Das Projekt hatte einen zähen Start, war zwischenzeitlich schon fast totgesagt. Doch die Unberechenbarkeit des neuen US-Präsidenten Donald Trump (78) lässt die Sorgen wachsen, dass er die Dominanz der amerikanischen Konzerne ausnutzen könnte. „Wir wissen nicht, mit welchen Ideen und Entscheidungen die US-Regierung in nächster Zeit noch kommen kann“, sagt Weimert. „Wir sind mit dem Ziel angetreten, eine groß angelegte europäische Lösung im Zahlungsverkehr zu liefern. Das müssen wir jetzt beschleunigen.“
Seit Jahrzehnten beherrschen die US-Giganten Visa und Mastercard auch den europäischen Markt. Knapp zwei Drittel aller Kartenzahlungen werden laut Europäischer Zentralbank (EZB) über die beiden Unternehmen abgewickelt, die an der Börse zusammen 1,2 Billionen Dollar wert sind. Nach und nach drängten weitere Anbieter wie PayPal, Apple Pay oder Google Pay über den Atlantik – alle amerikanisch.
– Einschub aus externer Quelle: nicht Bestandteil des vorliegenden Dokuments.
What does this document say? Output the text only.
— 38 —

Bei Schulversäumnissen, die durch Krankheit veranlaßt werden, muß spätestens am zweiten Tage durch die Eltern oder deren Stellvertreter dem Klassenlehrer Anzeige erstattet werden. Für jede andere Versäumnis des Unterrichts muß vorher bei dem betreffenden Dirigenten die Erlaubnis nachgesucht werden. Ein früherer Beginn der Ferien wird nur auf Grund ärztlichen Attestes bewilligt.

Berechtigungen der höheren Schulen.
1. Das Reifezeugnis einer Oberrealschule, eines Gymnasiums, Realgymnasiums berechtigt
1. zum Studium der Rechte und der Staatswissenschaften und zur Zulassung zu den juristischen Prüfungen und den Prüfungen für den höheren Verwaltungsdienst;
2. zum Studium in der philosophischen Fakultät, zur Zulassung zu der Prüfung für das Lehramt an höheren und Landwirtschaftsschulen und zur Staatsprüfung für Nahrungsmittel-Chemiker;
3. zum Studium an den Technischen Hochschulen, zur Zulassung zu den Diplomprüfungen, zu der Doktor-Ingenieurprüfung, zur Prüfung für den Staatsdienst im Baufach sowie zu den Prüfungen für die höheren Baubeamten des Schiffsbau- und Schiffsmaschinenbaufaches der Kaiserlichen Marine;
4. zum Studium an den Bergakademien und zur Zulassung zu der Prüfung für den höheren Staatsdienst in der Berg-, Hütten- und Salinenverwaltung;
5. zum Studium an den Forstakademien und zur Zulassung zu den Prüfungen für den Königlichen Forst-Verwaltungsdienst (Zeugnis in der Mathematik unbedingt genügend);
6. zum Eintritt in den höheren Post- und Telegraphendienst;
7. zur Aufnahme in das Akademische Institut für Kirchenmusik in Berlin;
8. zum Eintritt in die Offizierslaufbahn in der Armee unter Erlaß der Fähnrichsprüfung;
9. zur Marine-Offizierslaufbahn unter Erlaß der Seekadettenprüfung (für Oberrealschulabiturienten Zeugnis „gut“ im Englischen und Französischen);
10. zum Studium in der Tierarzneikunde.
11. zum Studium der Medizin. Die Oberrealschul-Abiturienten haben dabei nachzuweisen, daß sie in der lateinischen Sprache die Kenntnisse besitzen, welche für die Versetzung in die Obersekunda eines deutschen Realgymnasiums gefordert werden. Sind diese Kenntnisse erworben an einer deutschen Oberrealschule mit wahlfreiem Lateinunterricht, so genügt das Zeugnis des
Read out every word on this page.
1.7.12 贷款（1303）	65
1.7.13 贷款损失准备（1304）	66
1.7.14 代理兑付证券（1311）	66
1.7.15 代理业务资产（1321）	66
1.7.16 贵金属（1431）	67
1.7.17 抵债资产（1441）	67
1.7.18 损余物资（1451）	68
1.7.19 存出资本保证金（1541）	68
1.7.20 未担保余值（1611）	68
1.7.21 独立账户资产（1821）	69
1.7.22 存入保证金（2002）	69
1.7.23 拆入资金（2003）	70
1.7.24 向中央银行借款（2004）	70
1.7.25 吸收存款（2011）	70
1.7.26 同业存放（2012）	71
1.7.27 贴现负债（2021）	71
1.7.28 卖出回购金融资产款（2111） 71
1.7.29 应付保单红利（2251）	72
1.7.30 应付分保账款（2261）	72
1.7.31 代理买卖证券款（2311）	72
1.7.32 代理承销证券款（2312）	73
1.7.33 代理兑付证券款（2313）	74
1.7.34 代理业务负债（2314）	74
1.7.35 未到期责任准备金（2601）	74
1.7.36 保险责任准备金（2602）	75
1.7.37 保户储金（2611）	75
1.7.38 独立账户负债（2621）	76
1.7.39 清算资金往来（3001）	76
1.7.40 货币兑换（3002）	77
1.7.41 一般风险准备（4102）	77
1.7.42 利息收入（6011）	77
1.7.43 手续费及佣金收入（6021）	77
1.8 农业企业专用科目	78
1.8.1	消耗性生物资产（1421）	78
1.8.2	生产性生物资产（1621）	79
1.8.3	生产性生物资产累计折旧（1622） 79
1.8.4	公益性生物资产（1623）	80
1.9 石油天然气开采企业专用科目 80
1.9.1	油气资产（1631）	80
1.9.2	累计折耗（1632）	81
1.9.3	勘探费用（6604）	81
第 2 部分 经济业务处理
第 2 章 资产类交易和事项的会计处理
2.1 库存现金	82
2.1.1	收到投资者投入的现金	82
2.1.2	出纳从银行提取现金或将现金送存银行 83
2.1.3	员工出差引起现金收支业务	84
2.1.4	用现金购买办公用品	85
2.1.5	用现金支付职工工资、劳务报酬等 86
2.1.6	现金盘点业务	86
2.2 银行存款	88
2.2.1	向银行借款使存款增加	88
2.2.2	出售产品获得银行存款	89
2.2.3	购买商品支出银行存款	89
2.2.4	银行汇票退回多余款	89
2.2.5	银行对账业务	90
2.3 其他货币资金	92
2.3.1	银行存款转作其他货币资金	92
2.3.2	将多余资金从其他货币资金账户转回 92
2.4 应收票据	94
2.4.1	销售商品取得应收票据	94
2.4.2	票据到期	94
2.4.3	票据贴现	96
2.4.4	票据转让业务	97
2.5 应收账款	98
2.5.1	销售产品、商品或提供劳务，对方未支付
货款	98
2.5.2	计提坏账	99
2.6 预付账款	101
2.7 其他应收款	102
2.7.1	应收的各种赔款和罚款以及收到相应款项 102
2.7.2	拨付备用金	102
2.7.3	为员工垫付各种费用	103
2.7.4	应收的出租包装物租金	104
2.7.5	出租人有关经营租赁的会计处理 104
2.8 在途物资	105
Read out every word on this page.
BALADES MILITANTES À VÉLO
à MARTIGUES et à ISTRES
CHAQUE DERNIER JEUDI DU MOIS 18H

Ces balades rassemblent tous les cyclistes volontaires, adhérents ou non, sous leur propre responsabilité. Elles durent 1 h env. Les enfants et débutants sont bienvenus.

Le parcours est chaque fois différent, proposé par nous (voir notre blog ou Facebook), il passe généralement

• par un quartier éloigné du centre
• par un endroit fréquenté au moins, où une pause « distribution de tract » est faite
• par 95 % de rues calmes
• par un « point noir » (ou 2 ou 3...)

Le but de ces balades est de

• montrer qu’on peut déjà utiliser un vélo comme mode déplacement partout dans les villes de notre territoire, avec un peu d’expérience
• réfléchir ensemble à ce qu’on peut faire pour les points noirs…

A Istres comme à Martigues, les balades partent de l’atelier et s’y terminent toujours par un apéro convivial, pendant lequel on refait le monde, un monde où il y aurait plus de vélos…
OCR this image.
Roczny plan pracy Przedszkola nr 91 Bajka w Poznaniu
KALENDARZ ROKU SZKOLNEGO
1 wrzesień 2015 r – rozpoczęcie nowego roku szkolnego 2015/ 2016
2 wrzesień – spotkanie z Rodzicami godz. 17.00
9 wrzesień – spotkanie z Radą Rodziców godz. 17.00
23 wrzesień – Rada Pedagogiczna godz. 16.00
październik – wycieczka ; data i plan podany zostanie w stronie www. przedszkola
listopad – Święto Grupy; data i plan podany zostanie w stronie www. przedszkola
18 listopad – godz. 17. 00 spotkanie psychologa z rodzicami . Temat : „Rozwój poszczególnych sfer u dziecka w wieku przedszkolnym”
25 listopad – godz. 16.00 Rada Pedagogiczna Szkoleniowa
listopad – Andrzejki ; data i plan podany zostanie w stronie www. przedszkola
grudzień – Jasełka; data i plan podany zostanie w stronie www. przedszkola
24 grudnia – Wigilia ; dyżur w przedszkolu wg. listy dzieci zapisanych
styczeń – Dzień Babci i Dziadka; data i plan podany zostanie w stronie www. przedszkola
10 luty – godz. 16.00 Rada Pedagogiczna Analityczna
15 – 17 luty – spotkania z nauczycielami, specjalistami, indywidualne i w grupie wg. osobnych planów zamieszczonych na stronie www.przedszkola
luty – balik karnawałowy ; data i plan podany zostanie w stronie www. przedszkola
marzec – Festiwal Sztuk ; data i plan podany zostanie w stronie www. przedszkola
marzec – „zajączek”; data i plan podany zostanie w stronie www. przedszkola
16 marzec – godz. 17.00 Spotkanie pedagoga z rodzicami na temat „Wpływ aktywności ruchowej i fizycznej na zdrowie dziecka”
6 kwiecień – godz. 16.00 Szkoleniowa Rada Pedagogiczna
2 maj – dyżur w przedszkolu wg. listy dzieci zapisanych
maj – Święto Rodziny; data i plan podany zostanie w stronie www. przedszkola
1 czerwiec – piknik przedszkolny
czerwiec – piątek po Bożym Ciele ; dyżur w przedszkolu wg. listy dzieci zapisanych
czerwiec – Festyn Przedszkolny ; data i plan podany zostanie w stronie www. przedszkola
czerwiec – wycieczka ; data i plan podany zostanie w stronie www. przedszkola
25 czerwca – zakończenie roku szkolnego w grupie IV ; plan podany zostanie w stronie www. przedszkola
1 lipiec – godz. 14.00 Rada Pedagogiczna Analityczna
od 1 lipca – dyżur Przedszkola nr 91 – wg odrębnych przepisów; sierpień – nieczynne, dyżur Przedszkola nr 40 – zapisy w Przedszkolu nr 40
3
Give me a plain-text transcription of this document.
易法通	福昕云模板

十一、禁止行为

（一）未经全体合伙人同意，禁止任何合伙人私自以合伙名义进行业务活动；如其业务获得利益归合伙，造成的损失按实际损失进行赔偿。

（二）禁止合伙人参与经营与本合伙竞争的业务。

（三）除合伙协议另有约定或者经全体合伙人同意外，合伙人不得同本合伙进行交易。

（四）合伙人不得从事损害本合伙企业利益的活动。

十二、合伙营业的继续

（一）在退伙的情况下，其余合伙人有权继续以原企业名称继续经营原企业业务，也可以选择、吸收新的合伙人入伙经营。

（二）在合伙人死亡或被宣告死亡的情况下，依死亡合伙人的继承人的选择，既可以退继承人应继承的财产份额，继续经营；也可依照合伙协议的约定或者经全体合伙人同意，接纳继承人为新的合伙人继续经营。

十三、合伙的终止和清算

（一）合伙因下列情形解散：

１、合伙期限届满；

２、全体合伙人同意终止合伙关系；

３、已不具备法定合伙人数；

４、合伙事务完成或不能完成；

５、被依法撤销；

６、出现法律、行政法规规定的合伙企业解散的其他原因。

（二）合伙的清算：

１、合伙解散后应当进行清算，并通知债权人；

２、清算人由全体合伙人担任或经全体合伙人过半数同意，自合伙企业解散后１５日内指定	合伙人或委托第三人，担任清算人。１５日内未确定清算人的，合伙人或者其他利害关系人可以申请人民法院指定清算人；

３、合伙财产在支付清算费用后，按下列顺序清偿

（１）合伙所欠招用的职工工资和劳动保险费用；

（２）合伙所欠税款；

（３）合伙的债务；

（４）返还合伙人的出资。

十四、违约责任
Europa hat zwar Alternativen. Doch die sind in der Regel regional begrenzt und selbst in ihren jeweiligen Heimatländern bei Weitem nicht überall einsetzbar – etwa Twint in der Schweiz, Blik in Polen, Bizum in Spanien, Swish in Schweden oder Vipps in Norwegen.
In einigen europäischen Staaten existiert auch eine eigene Kartenlösung, unter anderem die Girocard in Deutschland. Obendrauf kommt eine Reihe von anderen Bezahlmöglichkeiten wie Sofort- und Echtzeitüberweisungen, dazu die EZB mit dem Versuch, einen digitalen Euro zu etablieren. All das ergibt den für den Kontinent so typischen Flickenteppich: enorme Vielfalt, aber keine einheitliche Lösung – und damit kein echtes Gegengewicht zu dem, was aus den USA kommt.
Europa sei bei digitalen Bezahllösungen verwundbar, warnte vor wenigen Wochen EZB-Präsidentin Christine Lagarde (69). Wie bei der Verteidigung oder im Handel müsse Europa die Kontrolle erlangen: „Wir müssen diese Abhängigkeit von US-amerikanischen Angeboten mindern.“ Europa brauche einen Plan B – „just in case, you never know“.
Martina Weimert will mit Wero diesen Plan B liefern. An Pathos fehlt es ihr dabei nicht. „Wir sind die letzte Chance Europas“, einen eigenen Payment-Champion aufzubauen, hat Weimert schon häufiger gesagt. Nun hat sie die wohl letzte Chance, diese letzte Chance zum Erfolg zu führen.
Sie und ihre Finanziers – ein Zusammenschluss von Banken wie der Deutschen Bank, den Sparkassen, der französischen BNP Paribas oder Crédit Agricole – rücken dafür von bisherigen Dogmen ab. Ein radikaler Strategieschwenk soll Wero flexibler machen, offener für bereits bestehende Systeme und neue Partner wie die britische Digitalbank Revolut, die jetzt bei Wero mitmacht. Denn wenn es jetzt nicht klappt, wird es wohl nie etwas.